Tuesday, March 29, 2011


For many years now I have fought an undeclared battle against things that I see in my Mexico that I dislike immensely. All these things can be summed up into two words: ignorance and indifference.

It seems far too common place that so many people don't stop to think about what throwing a piece of paper, a can of Tecate or a disposable coffee cup from Starbuck will do to the city they live in. I go about my day and I see garbage strewn about and I grind my teeth telling myself "Mexicans are not dirty, we are just ignorant". I include myself in this collective "we" because I too am ignorant about so many things so I am no one to judge but I am someone to speak up and say "PUT THE GARBAGE IN IT'S PLACE!"

Public Transportation and Traffic in General
As a pedestrian: it has been too many times to count the following scenario: I am walking on the street and the light turns to red, allowing me, the pedestrian, the allotted time to cross said street.  Just as I am stepping off the curb (at times with a stroller in tow) and a car screeches around the corner, either braking to let me walk or speeding up as I freeze to see what the driver will do.
As a driver
The public transportation operators, in this case combi and bus drivers, cut me off, stop abruptly at an intersection without pulling over to the curb to pick someone up or drop someone off, or cut traffic off completely.

I am not going to be naïve and say these are just examples of ignorance because there is a large indifference factor; the thought “why should I care what someone else does or says, I am going to do what I want” or like my friend Alex says “que se haga la voluntad de dios pero en las mulas de mi comadre” which loosely translated into “whatever happens as long as it happens to someone else”.  I have accepted these daily happenstances as a part of my life but also as something that I can actively become a part of changing.  For example, I pick up garbage in public spaces, this is my home and I want it to look nice and it is the right thing to do. 

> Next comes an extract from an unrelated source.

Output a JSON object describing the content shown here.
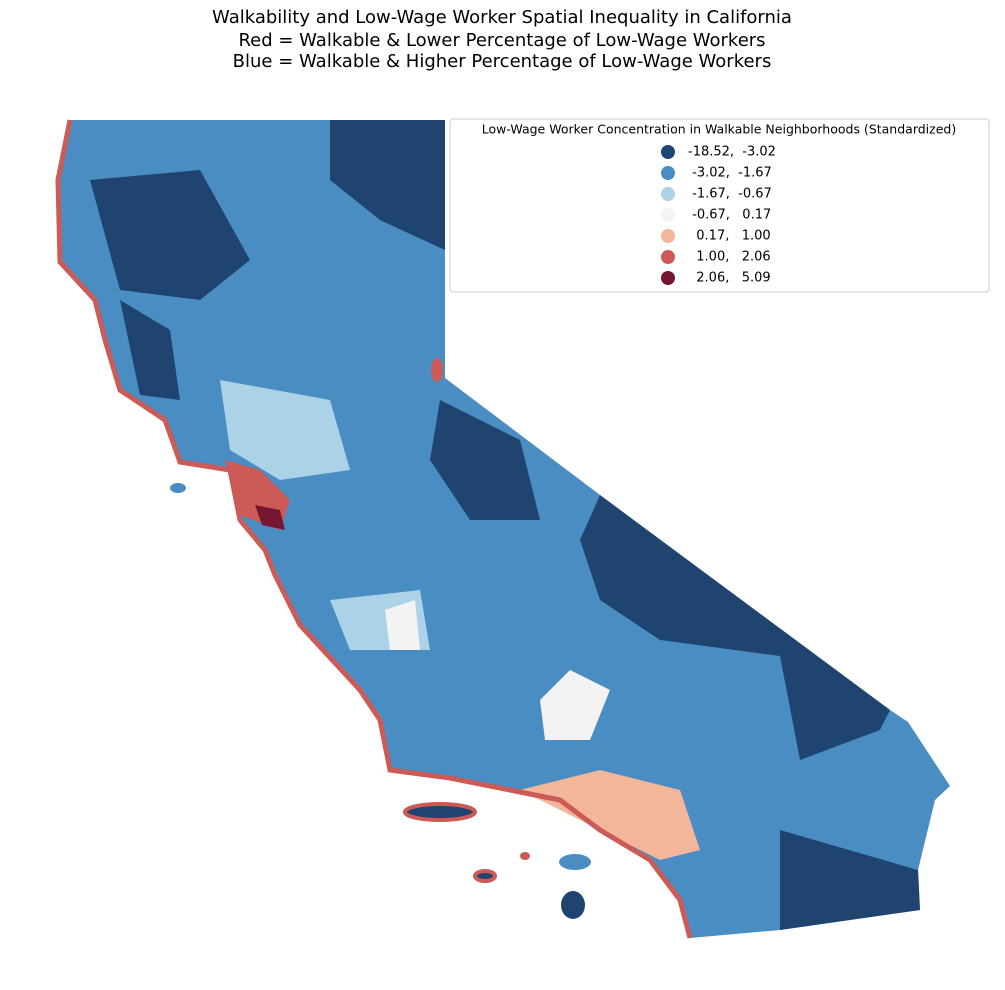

After all we all live in the same home and this indifference I seem to be experiencing so very often stems from the ignorance of this fact: we all are in this together, same planet, same garbage, same solution. We are the solution as much as we are the problem.  This I can accept with grace and contentedness to become a part of the solution. Or like the infamous Televisa campaign asks Mexican society collectively: ¿Y tu? ¿Tienes el valor o te vale?